5. A case study: Finland

I hope I will be excused for using my home country as an example, but I feel that many of the problems we faced in establishing an archive of commercial recordings in Finland are quite typical.

In the early 1960s, the Finnish Broadcasting Company had the only large collection of Finnish recordings. Even this collection did not go much farther back than the 1930s, was quite incomplete and was not open to people outside the company. Nobody seemed to know, or to care very much, what Finnish records had been issued at the beginning of the century.

In 1965 a group of private collectors, scholars, and record industry people got together and decided to found a sound archive. All Finnish record companies agreed to donate sample copies of their future production and, moreover, copies of their earlier recordings which were still in stock (most of them from the 1960s). Some storage space was obtained without rent and at first all work was done by volunteers.
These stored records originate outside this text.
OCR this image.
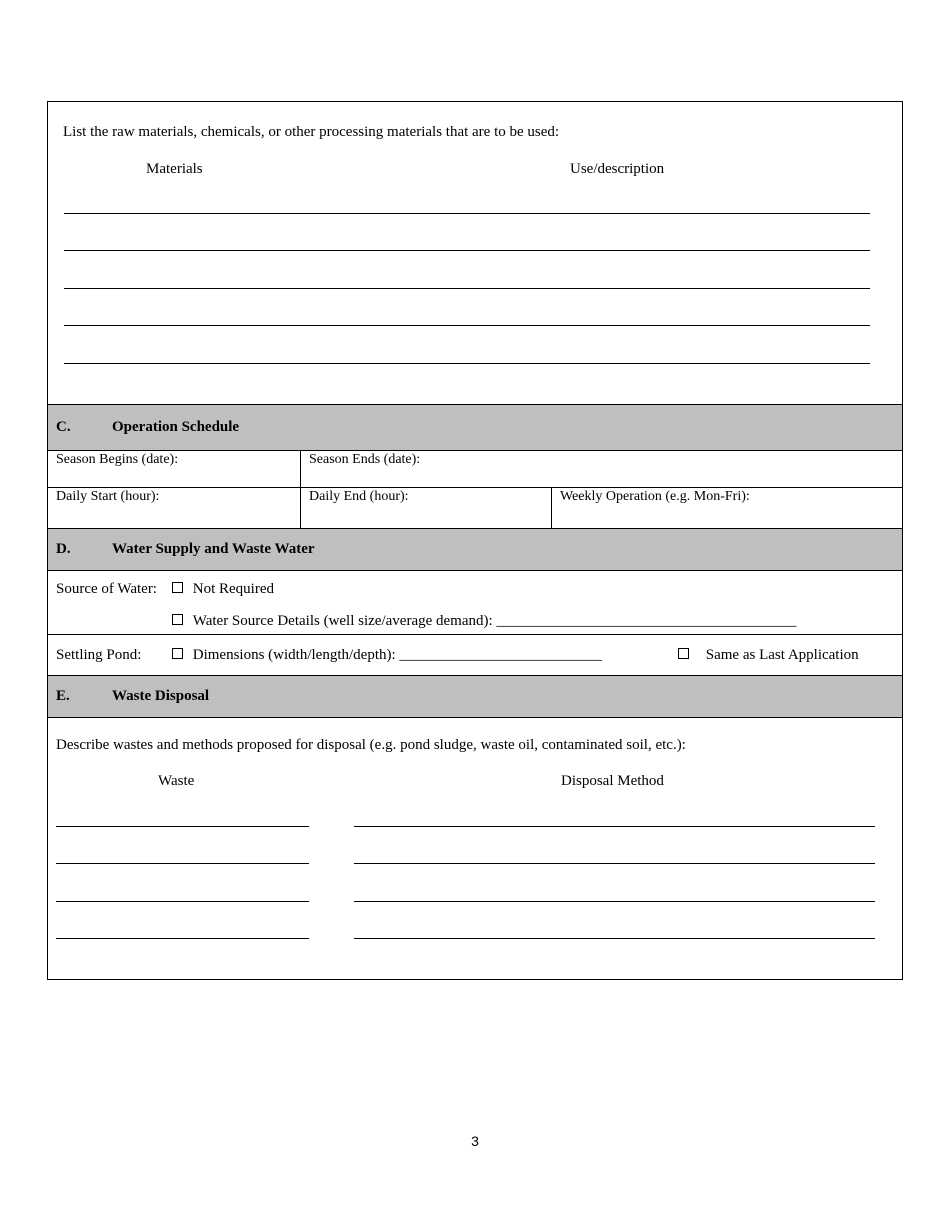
List the raw materials, chemicals, or other processing materials that are to be used:
Materials	Use/description
C.	Operation Schedule
Season Begins (date):	Season Ends (date):
Daily Start (hour):	Daily End (hour):	Weekly Operation (e.g. Mon-Fri):
D.	Water Supply and Waste Water
Source of Water:	Not Required
Water Source Details (well size/average demand): ________________________________________
Settling Pond:	Dimensions (width/length/depth): ___________________________	Same as Last Application
E.	Waste Disposal
Describe wastes and methods proposed for disposal (e.g. pond sludge, waste oil, contaminated soil, etc.):
Waste	Disposal Method
3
Later some financial support was received from the Ministry of Education.

The task then remained of acquiring older recordings. As nobody really knew what records had been issued, it was decided to embark on two simultaneous projects: to collect as many older Finnish records as possible and to compile a complete list of Finnish records, regardless of whether they could be found or not. For this purpose, private and broadcasting archives, old record catalogues preserved at the Helsinki University Library (thanks to the legal deposit of printed works!), the files of record companies and even advertisements in old newspapers were consulted. Archives in Sweden, Denmark, the UK and the USA were visited, and it was discovered that they had few Finnish recordings but a great many valuable record company catalogues in which Finnish records were listed.

Copies of old records were gradually acquired through purchase or donations. The acquisition of a large collection of Finnish-American records from a former producer of Finnish language radio programmes in the USA was especially lucky. But recordings made before the First World War remained particularly hard to find.

At this point it was learned that the EMI archive at Hayes in England had a large collection of early Finnish records. The archive had no index but as we had already compiled lists of the records, based on old catalogues, we were able to provide catalogue numbers and titles of the records required. EMI then agreed to make tape copies for a reasonable price. In about fifteen years, with the help of many private collectors and other archives, the Finnish Institute of Recorded Sound has been able to acquire a fairly large collection of Finnish records, including many which were completely unknown at the time the archive was started. This work has not been only of historical and academic interest. It has also provided material for numerous radio programmes, new recordings of old songs by contemporary artists and dozens of reissue LPs of historical recordings (in many cases by record companies which had forgotten that they had once made such recordings and lost their material!).